Most of our current biological knowledge has been gained using classical reductionist biology: dissecting biological systems into individual parts and studying them one by one. Techniques for doing this are well-established and large-scale screens to knockout individual genes or knockdown gene products have been used to identify the essential genes for most biological processes. The proteins encoded by these genes have been further studied to understand how they function within the context of the cell and the whole body. As knowledge about these individual proteins is gained, the connections that exist between them are inevitably discovered (e.g. binding partners, substrates etc.), which ultimately reveals the pathways or networks in which they function. The next big challenge is to understand how these protein networks control the many different functions of the cell, and ultimately, how this is perturbed to cause disease. This will require a shift in our emphasis away from classical reductionist biology, towards more holistic approaches that allow us to interrogate and comprehend complex biological networks. That is the realm of molecular systems biology.

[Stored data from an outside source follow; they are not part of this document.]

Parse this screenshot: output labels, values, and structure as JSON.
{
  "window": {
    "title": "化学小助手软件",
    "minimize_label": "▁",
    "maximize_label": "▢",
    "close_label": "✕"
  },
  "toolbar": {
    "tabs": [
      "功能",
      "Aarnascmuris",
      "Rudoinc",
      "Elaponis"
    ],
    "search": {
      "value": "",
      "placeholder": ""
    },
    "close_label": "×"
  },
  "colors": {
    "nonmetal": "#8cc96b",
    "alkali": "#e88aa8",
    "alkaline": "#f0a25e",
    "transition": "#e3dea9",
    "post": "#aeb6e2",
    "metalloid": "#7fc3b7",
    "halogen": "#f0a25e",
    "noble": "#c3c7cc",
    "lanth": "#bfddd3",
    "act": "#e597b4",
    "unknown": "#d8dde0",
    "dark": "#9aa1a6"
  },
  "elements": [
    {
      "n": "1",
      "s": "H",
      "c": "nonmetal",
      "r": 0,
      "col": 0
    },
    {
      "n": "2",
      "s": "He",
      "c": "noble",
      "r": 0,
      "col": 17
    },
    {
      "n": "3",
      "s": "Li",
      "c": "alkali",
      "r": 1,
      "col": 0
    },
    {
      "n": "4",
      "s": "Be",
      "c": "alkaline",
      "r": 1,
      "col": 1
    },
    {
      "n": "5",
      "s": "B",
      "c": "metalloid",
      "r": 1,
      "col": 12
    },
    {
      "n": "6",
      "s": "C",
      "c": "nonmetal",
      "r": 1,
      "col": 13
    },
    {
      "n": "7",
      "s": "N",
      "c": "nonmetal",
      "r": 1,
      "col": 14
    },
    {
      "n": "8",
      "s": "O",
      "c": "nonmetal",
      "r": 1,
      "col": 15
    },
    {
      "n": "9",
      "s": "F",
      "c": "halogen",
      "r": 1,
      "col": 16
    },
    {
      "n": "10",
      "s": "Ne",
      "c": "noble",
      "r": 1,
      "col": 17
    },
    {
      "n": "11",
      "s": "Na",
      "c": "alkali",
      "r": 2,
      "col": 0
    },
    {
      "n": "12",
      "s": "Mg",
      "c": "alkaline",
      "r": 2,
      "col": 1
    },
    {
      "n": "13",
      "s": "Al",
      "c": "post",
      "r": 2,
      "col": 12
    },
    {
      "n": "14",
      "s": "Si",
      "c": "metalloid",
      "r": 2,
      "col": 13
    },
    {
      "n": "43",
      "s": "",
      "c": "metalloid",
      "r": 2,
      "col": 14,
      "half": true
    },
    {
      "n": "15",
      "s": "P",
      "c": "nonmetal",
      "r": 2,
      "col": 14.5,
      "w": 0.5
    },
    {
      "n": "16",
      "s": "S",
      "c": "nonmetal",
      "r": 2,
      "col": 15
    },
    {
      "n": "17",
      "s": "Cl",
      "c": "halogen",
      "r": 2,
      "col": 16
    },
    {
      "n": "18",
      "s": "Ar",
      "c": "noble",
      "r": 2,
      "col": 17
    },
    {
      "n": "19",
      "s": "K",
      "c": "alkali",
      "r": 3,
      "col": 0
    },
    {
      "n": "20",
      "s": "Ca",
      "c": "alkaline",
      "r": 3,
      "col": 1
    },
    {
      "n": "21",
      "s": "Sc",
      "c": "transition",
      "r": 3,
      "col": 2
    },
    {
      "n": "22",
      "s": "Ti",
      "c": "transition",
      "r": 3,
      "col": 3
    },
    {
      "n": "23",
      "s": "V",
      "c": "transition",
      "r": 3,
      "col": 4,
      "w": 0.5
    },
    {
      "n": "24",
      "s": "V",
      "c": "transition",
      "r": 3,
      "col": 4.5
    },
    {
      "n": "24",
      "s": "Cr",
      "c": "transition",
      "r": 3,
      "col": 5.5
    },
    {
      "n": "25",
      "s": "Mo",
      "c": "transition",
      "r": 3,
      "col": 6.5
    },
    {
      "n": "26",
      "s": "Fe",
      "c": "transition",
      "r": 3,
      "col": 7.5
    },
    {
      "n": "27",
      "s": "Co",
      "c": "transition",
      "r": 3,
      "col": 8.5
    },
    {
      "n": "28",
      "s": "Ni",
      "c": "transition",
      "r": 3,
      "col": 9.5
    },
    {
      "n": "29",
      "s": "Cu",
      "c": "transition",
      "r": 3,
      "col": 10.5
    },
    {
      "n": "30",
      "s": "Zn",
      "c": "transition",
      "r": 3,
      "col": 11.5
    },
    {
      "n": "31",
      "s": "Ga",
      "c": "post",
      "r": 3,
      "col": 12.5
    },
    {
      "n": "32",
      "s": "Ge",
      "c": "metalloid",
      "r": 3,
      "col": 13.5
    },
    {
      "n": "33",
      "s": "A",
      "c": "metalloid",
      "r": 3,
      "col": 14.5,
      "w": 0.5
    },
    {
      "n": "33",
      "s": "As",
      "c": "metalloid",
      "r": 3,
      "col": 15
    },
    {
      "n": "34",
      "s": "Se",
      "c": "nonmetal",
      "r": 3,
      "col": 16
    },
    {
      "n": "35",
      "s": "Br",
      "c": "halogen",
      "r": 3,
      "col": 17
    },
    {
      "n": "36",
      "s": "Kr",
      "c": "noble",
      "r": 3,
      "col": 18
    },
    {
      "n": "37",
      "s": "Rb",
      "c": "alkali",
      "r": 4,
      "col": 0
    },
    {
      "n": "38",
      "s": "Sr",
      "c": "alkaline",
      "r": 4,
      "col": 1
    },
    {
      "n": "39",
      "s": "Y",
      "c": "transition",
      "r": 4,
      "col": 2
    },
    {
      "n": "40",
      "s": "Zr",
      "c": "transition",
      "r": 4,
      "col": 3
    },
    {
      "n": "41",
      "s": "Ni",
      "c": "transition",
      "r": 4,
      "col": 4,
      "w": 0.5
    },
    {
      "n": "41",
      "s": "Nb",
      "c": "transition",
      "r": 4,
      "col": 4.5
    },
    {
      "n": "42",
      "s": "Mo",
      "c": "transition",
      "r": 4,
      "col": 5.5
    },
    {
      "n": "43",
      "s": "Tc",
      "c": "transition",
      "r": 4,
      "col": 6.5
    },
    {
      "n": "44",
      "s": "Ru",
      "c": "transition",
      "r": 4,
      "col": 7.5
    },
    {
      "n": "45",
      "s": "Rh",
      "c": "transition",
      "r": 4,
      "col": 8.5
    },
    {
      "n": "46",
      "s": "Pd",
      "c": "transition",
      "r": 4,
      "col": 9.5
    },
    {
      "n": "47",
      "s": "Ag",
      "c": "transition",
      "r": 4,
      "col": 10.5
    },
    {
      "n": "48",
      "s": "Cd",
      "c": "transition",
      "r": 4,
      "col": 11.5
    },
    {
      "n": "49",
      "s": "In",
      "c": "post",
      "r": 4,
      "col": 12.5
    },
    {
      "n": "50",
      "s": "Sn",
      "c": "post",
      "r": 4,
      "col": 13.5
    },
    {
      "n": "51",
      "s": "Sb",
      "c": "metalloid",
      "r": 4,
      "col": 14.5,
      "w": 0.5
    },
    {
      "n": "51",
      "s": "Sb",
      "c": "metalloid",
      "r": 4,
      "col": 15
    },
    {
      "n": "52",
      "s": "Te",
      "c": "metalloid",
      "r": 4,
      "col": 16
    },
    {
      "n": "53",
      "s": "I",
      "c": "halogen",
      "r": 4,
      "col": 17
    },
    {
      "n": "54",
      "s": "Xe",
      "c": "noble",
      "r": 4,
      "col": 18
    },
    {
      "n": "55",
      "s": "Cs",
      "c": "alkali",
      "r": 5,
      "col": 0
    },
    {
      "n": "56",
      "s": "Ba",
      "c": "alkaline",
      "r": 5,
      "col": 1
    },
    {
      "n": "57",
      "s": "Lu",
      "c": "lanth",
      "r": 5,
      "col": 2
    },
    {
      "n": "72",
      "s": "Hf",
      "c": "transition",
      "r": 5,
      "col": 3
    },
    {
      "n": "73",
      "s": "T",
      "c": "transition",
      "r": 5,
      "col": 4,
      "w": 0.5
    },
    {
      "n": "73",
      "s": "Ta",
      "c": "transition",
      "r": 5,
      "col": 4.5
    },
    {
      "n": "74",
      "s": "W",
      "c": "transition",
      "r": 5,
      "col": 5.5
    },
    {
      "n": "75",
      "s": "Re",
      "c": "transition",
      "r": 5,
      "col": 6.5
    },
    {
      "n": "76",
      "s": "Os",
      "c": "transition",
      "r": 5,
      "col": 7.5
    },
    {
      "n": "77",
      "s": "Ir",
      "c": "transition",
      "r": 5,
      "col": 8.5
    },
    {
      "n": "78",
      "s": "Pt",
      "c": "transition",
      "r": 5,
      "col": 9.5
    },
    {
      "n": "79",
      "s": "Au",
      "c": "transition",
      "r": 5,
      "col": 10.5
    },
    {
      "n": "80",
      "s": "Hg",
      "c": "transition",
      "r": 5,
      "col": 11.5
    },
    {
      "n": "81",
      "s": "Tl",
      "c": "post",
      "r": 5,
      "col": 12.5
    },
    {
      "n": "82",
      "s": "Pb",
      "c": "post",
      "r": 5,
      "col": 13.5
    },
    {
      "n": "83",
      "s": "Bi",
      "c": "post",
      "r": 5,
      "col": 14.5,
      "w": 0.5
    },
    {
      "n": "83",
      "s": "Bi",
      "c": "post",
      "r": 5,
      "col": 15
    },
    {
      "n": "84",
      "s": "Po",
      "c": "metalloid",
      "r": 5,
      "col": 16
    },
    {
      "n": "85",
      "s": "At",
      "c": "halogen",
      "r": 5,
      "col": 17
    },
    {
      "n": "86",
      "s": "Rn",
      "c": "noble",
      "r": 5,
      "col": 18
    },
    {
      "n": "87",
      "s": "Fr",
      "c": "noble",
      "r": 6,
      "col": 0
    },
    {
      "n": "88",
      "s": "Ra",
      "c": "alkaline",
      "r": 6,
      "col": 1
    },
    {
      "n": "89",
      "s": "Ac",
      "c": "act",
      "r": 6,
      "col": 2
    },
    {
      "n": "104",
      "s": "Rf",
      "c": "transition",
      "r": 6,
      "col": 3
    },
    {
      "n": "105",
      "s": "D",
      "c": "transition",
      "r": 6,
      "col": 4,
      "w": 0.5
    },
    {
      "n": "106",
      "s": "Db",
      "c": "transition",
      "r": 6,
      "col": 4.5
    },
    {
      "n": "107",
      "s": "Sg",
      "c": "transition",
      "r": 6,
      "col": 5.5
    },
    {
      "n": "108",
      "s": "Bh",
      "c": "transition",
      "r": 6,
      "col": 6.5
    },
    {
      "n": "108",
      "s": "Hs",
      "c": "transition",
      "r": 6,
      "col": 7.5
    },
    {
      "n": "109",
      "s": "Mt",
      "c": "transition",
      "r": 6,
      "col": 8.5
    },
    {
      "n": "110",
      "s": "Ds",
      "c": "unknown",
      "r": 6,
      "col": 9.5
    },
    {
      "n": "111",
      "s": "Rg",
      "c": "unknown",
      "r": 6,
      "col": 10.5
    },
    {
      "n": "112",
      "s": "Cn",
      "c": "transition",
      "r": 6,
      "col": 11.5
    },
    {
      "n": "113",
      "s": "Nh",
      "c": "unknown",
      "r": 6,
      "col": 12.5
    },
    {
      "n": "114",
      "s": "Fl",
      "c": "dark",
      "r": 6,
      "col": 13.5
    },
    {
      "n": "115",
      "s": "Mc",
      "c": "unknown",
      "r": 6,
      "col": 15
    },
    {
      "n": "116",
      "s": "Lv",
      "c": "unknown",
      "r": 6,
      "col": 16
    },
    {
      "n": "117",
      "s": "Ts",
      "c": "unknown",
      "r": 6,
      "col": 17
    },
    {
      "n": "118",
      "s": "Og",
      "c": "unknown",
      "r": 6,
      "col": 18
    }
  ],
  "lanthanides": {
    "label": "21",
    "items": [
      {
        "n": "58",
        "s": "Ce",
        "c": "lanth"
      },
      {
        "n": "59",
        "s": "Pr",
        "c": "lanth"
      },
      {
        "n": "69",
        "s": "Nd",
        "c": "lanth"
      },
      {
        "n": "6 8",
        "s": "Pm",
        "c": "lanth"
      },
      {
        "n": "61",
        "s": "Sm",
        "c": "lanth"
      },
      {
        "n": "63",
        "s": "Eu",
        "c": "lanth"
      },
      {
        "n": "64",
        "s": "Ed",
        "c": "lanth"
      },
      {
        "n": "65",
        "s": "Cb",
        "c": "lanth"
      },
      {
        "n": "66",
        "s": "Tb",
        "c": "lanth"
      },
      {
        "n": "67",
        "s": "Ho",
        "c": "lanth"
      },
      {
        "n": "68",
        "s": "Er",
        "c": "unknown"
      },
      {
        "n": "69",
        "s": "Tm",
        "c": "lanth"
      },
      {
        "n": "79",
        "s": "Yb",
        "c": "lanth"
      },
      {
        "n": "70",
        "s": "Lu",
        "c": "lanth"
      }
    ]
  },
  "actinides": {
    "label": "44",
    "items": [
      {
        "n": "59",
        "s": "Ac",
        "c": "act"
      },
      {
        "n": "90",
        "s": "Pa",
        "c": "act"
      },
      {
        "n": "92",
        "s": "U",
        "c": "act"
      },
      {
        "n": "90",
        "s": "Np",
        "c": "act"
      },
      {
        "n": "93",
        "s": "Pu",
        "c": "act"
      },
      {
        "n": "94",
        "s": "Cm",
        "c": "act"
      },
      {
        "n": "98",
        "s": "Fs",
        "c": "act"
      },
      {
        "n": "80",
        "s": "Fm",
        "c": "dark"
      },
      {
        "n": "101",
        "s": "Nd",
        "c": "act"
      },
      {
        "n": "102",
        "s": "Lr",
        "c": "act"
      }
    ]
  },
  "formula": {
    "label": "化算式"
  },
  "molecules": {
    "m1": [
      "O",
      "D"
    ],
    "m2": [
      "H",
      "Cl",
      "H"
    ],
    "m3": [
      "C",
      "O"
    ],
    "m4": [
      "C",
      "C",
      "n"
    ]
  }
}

The goal of systems biology

The goal is to assemble individually validated molecular connections into an in silico network model that can recapitulate the in vivo behaviour. If this is achieved, then complex network properties can often emerge that would otherwise be unpredictable using biological experiments alone. In this case, studying ‘the whole’ is much more informative than studying each of the individual parts in isolation.

The challenge for systems biologists

Biological systems are incredibly complex, and therefore almost by definition, they are inherently unpredictable. How does a systems biologist begin to attempt to predict behaviour in the face of such unpredictability? The answer is that they learn as much information as possible about a particular biological system first, before attempting to use that knowledge to model it successfully. There will undoubtedly be ‘unknowns’, but the hope is that the level of uncertainty will be small enough to minimise the impact on the output of the model. If this is not the case, and the output is not representative of the real data, then there are two strategies to take:

1) generate new biological data to reduce uncertainty

2) generate new models that can better predict the data, by introducing new or modified connections that can ultimately be validated later.

Or to put this another way, experiments can be used to drive the modelling or modelling can help to drive the experiments. Whilst the path of the former is relatively safe, it can be incredibly laborious and time consuming, with no guarantee that the new data will ultimately help the model. In contrast, developing new ideas in silico can be much quicker, but with the obvious caveat that there is no proof that any of these new models will be correct, and therefore they must eventually be validated by new experiments. An ideal situation would be to efficiently generate new models in silico that could be ranked accordingly to their ‘probability’ of being correct. Put simply, this probability can be defined as the model that i) best conforms to a series of ‘knowns’, ii) uses the least amount of ‘unknowns’, and iii) best approximates the real biological data.

The aim of this project is to use artificial intelligence (AI) computing to generate and categorise new models that are predictive of the biological data.

What Can AIRSYB do?

Our vision is that AIRSYB will be a computational tool to help the systems biologist in their quest to find viable new models. As such, it must be responsive to user input in a way that allows it to be guided to find the most plausible new models in the most efficient way.

Currently, the user can input biological connections, parameters and variables in the form of a model built on ordinary differential equations. Then, for each of these inputs, the user can define a ‘probability’ score for correctness. For example, connections that have been experimentally verified can be scored 1, whereas any unknowns can be give scored between 0 and 1, based on the likelihood that they are correct. Furthermore, any impossible connections that have been eliminated by biological experiments can be added and given a 0 score. This essentially defines a search space that the algorithm uses to find new network structures that best approximate the biological data.

This search can be guided by a defined set of biological data (i.e. a ‘training’ data set), before being tested against a further set of biological outputs once the network structures have been determined (i.e. a ‘testing’ data set). The final ranking considers the performance against the testing data set as well as the deviance from the user inputted ‘probability’ scores. In summary, therefore, AIRSYB uses AI computing to search and rank a series of new model outputs that best fit the real biological data. It is then up to the biologist to select and validate these models experimentally.